Abgeordneter PARNIGONI (SP) wies Anschuldigungen von FPÖ und ÖVP scharf zurück und trat mit Nachdruck der Darstellung entgegen, Edlinger hätte eine desaströse Budgetsituation hinterlassen. Der Ex-Finanzminister habe vielmehr den Konsolidierungsbedarf mit 20 Mrd. S exakt vorausgesagt, das von Grasser nun vorgelegte Budget bestätige Edlingers Zahlenwerk beinahe punktgenau, betonte Parnigoni. Tatsache sei jedenfalls, dass es der alten Regierung in den letzten vier Jahren gelungen ist, die Neuverschuldung von 5 % auf 2,5 % des BIP herunterzudrücken. Parnigoni warf der FP-VP-Koalition überdies vor, nun die kleinen Leute mit einem Belastungspaket zu konfrontieren. Die "Anpassungen" würden 13 Mrd. S ausmachen, während die ursprünglich zwischen SPÖ und ÖVP vereinbarte Mineralölsteuererhöhung bloss sechs Mrd. S betragen hätte. Die angekündigte Steuerreform, das Familienpaket, die Steigerungen beim Heeresbudget, "Geschenke" an Hausherren, Industriellenvereinigung und Bauernbund ließen zudem nach Meinung Parnigonis eine Realisierung des Budgetziels von 1 % Defizitquote bis 2005 als äusserst schwierig erscheinen.

Abgeordneter Dr. STEINDL (VP) widersprach den Aussagen Parnigonis und meinte, der Kassasturz habe einen Fehlbetrag von 47 Mrd. S offengelegt, wo doch Edlinger immer nur von 20 Mrd. S gesprochen hatte.

Abgeordneter EDLER (SP) befürchtete negative Auswirkungen der Kürzungen bei den ÖBB auf den Arbeitsmarkt und wollte zudem wissen, wie die Regierung jenen Unternehmen helfen werde, die Einbußen aufgrund der internationalen Isolation Österreichs hinnehmen müssen.

Abgeordneter Mag. TRATTNER (FP) wies auf das Auseinanderklaffen von administrativem Defizit und Maastricht-Defizit hin und kritisierte die Überweisungen Edlingers aus diversen Fonds als nicht Maastricht-konform.

Abgeordneter Dr. VAN DER BELLEN (G) bemerkte, gerade die von der Regierung geplanten Einmalmaßnahmen würden sich überhaupt nicht auf das strukturelle Defizit auswirken und bloss die Divergenz zwischen administrativem Defizit und Maastricht-Defizit noch weiter vergrößern.

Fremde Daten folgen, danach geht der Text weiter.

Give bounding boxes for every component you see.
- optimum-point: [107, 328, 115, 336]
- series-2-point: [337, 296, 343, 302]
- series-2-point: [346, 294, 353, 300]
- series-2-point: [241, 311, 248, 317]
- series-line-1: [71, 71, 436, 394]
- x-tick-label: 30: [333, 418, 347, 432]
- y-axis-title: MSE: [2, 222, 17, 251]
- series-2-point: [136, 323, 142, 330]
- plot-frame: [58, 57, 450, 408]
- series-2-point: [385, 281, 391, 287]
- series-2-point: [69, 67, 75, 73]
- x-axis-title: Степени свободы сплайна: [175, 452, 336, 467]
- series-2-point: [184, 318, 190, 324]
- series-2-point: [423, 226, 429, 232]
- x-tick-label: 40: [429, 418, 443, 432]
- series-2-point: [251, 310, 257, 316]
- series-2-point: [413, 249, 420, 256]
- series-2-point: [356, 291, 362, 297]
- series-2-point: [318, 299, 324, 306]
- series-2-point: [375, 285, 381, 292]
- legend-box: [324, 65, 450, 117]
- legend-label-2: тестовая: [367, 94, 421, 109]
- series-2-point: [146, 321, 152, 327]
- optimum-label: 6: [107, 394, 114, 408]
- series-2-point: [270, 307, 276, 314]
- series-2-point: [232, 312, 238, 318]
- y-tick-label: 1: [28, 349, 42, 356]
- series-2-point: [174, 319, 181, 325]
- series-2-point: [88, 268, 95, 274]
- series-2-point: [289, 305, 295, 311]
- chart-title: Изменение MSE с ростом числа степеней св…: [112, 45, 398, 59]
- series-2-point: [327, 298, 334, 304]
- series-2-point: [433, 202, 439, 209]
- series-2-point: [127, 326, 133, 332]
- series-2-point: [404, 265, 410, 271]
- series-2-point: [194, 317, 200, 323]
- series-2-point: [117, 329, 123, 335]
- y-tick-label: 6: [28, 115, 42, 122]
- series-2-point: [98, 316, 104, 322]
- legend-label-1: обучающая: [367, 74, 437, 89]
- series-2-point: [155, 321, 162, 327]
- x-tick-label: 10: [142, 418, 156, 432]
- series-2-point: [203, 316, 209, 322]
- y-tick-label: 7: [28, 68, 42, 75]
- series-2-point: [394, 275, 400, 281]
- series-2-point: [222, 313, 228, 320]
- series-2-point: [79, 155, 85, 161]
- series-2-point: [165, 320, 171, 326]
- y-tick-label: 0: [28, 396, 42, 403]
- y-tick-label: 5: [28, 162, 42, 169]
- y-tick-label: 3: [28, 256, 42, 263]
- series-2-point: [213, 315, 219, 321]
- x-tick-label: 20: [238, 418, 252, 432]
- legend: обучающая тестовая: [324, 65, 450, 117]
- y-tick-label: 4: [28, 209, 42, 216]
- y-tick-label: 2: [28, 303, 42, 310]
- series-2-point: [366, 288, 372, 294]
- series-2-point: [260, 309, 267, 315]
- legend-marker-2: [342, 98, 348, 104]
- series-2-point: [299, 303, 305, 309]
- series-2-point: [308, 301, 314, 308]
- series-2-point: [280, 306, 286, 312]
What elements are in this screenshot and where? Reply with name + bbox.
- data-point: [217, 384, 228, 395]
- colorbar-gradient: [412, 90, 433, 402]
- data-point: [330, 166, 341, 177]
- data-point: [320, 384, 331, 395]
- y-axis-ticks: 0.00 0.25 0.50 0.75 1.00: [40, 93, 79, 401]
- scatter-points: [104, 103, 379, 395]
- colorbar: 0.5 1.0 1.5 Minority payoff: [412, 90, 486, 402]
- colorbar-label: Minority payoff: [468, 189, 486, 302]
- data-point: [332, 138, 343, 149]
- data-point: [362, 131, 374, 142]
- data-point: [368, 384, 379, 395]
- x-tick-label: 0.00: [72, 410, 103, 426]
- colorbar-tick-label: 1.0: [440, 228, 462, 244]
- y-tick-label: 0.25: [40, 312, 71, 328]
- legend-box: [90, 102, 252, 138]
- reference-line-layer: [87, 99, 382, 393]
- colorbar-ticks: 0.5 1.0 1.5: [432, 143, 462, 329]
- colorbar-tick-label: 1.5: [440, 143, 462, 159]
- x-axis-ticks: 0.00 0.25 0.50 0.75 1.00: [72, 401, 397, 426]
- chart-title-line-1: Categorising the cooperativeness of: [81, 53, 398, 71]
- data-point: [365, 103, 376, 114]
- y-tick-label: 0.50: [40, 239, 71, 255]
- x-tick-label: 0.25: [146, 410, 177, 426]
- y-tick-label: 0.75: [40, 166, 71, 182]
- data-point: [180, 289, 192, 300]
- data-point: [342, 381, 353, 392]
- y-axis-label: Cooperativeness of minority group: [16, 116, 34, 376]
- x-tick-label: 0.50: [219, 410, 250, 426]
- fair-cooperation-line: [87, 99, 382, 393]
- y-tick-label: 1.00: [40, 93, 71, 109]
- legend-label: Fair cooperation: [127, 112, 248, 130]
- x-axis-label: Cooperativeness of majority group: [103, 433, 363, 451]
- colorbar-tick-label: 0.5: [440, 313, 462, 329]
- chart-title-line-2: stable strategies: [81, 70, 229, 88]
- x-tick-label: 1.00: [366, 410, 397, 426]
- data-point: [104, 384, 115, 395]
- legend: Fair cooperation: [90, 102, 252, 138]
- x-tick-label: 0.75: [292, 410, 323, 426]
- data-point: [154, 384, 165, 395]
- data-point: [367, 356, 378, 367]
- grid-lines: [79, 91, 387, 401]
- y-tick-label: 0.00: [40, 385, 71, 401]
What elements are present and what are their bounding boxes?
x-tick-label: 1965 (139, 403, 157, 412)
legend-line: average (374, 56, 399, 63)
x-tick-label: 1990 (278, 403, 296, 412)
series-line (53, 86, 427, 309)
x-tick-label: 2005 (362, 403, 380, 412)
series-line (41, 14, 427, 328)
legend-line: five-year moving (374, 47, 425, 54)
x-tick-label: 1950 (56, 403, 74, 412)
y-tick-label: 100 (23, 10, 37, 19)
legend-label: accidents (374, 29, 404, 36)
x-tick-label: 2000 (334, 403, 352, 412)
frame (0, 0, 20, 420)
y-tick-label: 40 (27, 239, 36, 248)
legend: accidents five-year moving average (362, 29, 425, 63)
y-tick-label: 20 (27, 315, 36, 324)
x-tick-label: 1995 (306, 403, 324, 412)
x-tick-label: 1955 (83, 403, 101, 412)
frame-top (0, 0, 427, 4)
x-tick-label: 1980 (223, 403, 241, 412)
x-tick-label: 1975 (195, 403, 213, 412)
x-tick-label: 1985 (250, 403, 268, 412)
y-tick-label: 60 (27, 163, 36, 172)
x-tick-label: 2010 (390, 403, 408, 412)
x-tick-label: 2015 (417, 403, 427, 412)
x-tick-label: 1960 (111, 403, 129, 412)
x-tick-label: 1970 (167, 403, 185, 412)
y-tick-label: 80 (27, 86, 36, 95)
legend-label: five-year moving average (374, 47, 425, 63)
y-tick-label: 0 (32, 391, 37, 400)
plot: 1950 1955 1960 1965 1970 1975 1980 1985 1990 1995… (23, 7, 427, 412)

Finanzminister Mag. GRASSER konzedierte der alten Regierung Erfolge bei der Einleitung der Budgetkonsolidierung, erinnerte aber an die dafür notwendigen Sparpakete. Die Anpassungen der neuen Regierung würden jetzt bloss einen Bruchteil dessen ausmachen, mit dem die Bevölkerung in den vergangenen Jahren belastet wurde, sagte er.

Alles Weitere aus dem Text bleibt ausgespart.